Entretanto, para um Estado carente de recursos para investimento como o Brasil, a cobrança de impostos ainda se constitui em uma das principais ferramentas de distribuição de renda. O problema é que, no Brasil, a cobrança de impostos ainda continua sendo feita de maneira muito desigual, onerando muito mais a parcela da população que ganha menos, e praticamente isentando aqueles que detêm uma maior renda. Sem falar na sonegação fiscal, que está muito mais presente entre empresários do que entre trabalhadores assalariados, cujo imposto sobre a renda é retido na fonte.

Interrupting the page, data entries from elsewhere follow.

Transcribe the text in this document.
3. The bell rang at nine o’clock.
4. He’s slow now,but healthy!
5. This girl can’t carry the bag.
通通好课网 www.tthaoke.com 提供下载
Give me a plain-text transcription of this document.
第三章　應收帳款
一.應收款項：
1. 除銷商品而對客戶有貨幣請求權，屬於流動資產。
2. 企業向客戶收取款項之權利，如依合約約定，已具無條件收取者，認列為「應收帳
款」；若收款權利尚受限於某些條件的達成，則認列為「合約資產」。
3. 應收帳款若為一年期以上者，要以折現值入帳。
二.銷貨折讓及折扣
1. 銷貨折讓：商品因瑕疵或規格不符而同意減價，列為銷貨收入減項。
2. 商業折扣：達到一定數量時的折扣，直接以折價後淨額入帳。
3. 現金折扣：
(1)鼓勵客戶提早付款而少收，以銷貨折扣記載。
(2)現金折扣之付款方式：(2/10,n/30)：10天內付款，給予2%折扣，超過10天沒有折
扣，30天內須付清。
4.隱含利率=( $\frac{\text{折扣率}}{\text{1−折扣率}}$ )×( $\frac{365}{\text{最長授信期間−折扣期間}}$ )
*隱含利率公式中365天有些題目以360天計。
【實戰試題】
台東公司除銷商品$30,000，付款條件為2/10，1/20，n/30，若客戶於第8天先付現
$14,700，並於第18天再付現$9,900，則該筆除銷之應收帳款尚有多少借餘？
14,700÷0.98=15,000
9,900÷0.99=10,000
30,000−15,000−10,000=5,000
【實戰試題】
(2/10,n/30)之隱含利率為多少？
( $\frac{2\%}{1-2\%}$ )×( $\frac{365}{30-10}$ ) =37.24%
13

No último dia 17 de setembro a Receita Federal anunciou o lançamento de um programa para cobrar R$86 bilhões em impostos atrasados. Deste montante, R$42 bilhões dizem respeito a 317 grandes devedores, dos quais 302 grandes empresas e 15 pessoas físicas, cujos débitos superam R$10 milhões. O restante dos débitos dizem respeito, na sua maioria, a pequenas e médias empresas. Este quadro mostra bem o perfil de quem paga e de quem não paga impostos no país.

Daí a necessidade urgente de se fazer uma profunda reforma fiscal no Brasil, com a implantação de impostos progressivos, taxação das grandes fortunas, aumento do imposto sobre a herança, além de melhoria do sistema de fiscalização para se combater a sonegação fiscal, em particular por parte do grande empresariado.